E Ranieri ha svolto il compito alla perfezione. Ha rimesso in moto una macchina che stentava a partire, ridistribuendo i compiti e ridefinendo le strategie. Ma non è riuscito ad andare oltre. Un po' come ha fatto al Valencia, al Chelsea, alla Juventus e alla Roma. Di lui si dice da tempo: ottimo allenatore, quadrato e affidabile, ma sicuramente poco incisivo, soprattutto nei momenti clou, quando si tratta di fare l'ultimo allungo per tagliare il traguardo. Per sfortuna, certo, perché quando non gira come dovrebbe c'è poco da fare.
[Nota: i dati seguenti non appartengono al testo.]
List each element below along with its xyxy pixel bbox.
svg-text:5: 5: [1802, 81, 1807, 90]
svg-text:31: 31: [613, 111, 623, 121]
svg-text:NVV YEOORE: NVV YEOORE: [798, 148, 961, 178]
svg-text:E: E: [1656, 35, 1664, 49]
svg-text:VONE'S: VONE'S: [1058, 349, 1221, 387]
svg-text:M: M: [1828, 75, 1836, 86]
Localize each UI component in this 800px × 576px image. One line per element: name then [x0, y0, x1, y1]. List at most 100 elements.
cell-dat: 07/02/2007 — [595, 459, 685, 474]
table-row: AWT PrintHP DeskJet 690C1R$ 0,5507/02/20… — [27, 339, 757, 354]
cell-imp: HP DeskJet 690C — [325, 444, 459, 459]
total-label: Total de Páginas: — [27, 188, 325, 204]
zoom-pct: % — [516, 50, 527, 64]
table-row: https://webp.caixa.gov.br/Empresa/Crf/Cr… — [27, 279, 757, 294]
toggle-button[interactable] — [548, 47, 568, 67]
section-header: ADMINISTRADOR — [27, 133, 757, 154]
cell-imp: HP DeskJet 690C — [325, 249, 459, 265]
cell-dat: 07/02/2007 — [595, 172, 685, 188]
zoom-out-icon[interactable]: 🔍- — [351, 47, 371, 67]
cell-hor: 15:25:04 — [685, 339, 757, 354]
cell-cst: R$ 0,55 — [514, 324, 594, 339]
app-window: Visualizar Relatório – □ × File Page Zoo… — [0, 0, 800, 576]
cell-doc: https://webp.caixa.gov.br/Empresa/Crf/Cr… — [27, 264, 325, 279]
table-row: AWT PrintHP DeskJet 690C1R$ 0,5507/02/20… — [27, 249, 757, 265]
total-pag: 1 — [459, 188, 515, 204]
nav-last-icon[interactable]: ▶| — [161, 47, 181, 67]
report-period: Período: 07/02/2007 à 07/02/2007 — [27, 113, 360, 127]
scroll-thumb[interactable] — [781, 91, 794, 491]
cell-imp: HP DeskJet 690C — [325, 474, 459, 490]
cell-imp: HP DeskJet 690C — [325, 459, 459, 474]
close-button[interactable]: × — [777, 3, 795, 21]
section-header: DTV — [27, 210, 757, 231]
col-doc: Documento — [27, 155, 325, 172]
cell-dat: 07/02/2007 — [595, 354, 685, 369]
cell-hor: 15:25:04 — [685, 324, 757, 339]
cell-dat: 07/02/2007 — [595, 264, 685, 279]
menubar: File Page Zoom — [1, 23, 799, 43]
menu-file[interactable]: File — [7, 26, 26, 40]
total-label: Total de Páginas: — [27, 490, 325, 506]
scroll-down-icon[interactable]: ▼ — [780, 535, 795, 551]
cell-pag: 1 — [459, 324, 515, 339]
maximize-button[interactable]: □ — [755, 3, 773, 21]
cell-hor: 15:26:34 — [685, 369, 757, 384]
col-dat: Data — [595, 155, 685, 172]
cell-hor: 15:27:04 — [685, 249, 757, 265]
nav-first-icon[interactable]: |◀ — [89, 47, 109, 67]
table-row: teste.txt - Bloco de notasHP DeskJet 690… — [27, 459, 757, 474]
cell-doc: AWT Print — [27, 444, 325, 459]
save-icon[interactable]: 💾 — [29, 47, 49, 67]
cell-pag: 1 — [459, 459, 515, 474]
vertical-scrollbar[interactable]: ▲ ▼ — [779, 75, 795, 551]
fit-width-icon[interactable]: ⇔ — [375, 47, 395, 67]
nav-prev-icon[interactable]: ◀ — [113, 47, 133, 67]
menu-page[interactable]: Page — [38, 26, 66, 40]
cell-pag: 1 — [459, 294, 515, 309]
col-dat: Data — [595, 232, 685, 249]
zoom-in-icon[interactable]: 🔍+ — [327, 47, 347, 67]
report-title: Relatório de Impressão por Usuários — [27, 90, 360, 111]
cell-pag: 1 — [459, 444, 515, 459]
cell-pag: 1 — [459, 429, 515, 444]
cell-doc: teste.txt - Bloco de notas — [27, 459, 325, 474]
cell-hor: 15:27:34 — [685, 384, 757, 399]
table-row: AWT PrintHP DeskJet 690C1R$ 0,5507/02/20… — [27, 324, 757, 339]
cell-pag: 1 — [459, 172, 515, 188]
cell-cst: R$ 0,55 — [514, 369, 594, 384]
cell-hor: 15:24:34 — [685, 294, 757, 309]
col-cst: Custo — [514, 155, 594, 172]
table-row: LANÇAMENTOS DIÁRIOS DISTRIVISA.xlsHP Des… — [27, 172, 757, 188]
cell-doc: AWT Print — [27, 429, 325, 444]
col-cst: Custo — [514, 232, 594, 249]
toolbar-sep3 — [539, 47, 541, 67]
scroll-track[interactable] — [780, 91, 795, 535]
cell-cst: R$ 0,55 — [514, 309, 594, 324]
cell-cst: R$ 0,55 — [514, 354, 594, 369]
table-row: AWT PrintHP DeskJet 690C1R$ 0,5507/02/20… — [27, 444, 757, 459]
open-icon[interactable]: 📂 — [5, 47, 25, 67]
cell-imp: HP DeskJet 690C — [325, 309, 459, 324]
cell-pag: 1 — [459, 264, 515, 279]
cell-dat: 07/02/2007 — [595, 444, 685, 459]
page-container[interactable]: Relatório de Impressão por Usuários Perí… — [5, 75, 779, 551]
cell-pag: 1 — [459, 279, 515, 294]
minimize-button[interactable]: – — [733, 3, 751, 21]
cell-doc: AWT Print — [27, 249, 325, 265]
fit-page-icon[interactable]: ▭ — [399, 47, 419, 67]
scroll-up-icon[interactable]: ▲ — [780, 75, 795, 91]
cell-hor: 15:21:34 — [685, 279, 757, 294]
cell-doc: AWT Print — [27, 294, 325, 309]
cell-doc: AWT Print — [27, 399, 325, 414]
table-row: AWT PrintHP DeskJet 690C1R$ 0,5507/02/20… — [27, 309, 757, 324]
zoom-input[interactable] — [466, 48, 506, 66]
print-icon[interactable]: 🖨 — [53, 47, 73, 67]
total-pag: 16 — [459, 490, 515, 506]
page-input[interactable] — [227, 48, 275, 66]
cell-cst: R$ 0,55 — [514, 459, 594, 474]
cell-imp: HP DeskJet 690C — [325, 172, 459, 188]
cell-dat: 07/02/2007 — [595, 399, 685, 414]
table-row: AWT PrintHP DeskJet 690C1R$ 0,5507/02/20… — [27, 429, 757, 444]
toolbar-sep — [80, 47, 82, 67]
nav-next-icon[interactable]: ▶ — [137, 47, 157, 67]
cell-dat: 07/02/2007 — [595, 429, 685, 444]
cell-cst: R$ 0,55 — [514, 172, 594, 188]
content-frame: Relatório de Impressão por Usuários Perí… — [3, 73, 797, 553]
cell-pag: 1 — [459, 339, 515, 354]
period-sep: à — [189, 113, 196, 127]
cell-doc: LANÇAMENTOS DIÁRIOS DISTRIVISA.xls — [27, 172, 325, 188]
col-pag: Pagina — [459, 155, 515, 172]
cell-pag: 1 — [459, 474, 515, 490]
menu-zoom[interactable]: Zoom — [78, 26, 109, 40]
Ma anche per evidenti responsabilità, che gravano e non poco sulla sua esperienza in neroazzurro.

La prima: non avere avuto il coraggio di tenere fuori Sneijder sebbene tutto andasse per il verso giusto. Il centrocampo a 4 tutto grinta funzionava e garantiva copertura. Con l'olandese, la squadra ha perso le certezze che aveva faticosamente trovato. La seconda: non essersi riuscito ad imporsi alla cessione di Thiago Motta. I contratti vanno rispettati fino in fondo, altrimenti sono carta straccia.

Poco importa se l'italobrasiliano meditava da tempo l'addio, andava trattenuto fino alla fine della stagione. La terza: aver avallato una preparazione invernale meno lunga del solito e al freddo della Pinetina. Regole certe per fare bene in questo ambito non ce ne sono, epperò lo stato di forma della squadra al ritorno in campo non è accettabile. La quarta: non aver dato certezze ai suoi giocatori negli ultimi due mesi, cambiando spesso posizioni e priorità a centrocampo e in attacco. Dicono i saggi, quando le cose non vanno, meglio fermarsi e prendere fiato, piuttosto che continuare a muovere l'acqua. Si rischia di affondare. Un po' quello che sta capitando a Ranieri e alla sua Inter.